Jessica McDonald is out and Chris O’Riley is in as president of BC Hydro, confirming days of speculation in which questions regarding her future at the Canadian utility swirled amidst a transition to New Democratic Party power in the province’s legislature.
O’Riley has served as BC Hydro’s deputy chief executive officer since February 2015, and has been a utility executive since 2007. His tenure at BC Hydro extends to 1990, with other experience in generation, customer care, capital projects and corporate risk.
The move follows the appointment of Kenneth G. Peterson as chair of BC Hydro’s board last Thursday by British Columbia Premier John Horgan, who, alongside other NDP leaders, was sworn into office July 18.
McDonald, who has been previously described by Horgan as a “Liberal partisan”, was named President and CEO of BC Hydro in June 2014 following the retirement of Charles Reid. She had previously served as a deputy minister to former premier Gordon Campbell, who was then the leader of BC’s Liberal Party.

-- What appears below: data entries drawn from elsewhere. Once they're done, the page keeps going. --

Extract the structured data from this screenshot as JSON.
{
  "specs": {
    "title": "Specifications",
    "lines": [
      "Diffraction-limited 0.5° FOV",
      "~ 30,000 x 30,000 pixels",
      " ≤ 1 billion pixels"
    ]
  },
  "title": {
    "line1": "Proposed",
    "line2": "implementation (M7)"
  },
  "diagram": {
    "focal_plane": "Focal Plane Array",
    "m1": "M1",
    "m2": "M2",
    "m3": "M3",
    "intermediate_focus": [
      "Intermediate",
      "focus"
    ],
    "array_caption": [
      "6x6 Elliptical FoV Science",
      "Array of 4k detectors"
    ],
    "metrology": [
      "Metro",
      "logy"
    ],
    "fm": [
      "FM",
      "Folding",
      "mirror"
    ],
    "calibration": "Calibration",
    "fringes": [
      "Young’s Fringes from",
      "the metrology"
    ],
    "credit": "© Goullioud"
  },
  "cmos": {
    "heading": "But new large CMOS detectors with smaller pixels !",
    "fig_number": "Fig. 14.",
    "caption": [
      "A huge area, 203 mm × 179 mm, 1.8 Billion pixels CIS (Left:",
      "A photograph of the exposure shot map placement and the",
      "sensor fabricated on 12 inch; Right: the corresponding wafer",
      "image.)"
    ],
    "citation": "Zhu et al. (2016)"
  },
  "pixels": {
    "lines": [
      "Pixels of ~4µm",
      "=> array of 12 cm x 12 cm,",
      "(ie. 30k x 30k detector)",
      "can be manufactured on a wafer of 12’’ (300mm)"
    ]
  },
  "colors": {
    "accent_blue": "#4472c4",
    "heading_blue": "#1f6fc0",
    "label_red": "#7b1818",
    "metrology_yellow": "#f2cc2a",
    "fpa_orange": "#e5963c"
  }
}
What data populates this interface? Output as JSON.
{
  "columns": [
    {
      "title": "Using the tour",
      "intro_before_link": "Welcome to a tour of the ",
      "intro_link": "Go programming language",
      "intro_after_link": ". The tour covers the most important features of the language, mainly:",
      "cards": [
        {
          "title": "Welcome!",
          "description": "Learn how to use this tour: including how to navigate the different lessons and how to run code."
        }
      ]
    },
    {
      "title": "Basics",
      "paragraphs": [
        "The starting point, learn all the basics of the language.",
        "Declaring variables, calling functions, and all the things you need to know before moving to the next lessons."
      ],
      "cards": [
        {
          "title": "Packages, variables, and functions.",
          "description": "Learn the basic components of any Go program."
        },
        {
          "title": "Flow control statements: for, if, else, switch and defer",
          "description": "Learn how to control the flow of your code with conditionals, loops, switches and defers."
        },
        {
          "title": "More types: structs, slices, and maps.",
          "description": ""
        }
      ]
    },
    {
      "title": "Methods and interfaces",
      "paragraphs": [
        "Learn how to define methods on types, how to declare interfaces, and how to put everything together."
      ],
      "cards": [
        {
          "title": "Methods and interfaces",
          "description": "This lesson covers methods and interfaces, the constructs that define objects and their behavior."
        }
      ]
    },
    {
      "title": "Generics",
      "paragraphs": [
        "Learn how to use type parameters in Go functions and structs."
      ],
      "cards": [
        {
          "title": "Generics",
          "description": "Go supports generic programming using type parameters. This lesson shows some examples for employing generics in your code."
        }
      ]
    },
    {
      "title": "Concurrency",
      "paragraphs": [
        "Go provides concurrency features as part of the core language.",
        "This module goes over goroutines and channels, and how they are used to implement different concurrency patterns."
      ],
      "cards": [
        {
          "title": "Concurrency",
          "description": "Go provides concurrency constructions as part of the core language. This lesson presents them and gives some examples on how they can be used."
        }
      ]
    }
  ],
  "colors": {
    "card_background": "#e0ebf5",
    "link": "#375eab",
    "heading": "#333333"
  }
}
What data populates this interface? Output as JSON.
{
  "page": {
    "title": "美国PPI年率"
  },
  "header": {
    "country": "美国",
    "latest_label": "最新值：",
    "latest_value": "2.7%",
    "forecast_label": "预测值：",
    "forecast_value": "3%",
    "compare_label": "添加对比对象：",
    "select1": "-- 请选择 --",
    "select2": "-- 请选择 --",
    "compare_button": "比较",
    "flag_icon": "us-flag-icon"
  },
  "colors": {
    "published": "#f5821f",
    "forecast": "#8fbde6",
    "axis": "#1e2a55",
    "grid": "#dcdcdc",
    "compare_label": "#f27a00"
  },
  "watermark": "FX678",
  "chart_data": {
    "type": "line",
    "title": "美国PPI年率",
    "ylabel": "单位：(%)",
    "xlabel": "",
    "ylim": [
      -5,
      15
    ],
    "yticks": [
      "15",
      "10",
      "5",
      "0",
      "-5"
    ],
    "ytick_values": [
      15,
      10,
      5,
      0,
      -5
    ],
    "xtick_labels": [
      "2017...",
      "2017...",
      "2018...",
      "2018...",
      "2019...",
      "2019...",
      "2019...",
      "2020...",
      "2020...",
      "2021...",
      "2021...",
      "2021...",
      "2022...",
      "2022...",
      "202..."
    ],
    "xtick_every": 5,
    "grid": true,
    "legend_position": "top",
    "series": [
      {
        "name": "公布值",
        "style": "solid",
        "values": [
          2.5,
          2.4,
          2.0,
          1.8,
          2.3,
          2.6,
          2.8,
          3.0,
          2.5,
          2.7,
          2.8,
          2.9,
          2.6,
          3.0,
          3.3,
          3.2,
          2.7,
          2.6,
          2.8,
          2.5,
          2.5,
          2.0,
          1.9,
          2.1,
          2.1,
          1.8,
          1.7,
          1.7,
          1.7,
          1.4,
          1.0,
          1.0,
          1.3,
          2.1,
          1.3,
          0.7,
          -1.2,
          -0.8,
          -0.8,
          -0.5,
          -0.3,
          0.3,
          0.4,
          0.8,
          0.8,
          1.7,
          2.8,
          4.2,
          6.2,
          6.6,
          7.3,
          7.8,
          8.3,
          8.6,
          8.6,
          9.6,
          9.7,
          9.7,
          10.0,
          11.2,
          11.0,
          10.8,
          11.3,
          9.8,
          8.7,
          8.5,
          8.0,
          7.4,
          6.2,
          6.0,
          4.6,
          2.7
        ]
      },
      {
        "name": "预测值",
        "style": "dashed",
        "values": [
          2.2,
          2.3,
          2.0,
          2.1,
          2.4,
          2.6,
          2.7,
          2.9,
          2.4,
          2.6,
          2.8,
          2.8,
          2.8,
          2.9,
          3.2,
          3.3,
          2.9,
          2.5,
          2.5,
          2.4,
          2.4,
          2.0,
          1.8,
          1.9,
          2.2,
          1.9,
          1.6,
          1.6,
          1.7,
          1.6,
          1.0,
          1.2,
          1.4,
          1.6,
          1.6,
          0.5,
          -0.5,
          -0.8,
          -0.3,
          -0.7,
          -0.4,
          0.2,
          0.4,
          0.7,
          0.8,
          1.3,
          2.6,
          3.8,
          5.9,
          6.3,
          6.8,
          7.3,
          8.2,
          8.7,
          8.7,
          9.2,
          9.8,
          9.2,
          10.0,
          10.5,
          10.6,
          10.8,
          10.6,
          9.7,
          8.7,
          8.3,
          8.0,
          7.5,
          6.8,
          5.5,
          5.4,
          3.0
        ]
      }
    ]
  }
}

“The Board wishes to express its sincere gratitude to Ms. McDonald for her exemplary leadership and dedicated service to BC Hydro and recognizes the profound impact her vision, innovative thinking and unwavering commitment to excellence has had, and will continue to have, on the company,” the utility said in a statement.
McDonald had been instrumental in championing the controversial 1,100-MW Site C hydropower project, which has been touted as a means of helping BC Hydro meet what it anticipates to be a 40% increase in power demand over the next two decades.
Site C has been a significant point of contention for the NDP, however, with Horgan advising BC Hydro to sign contracts associated with its construction with caution in a June letter, pending an independent review of the project by the British Columbia Utilities Commission.
Work on the project is well under way, however, with with construction of Site C’s main civil works having begun in June 2016.
The complex was scheduled for completion in 2024, though McDonald said in June that delays and cost overruns could push Site C’s commissioning back by a year.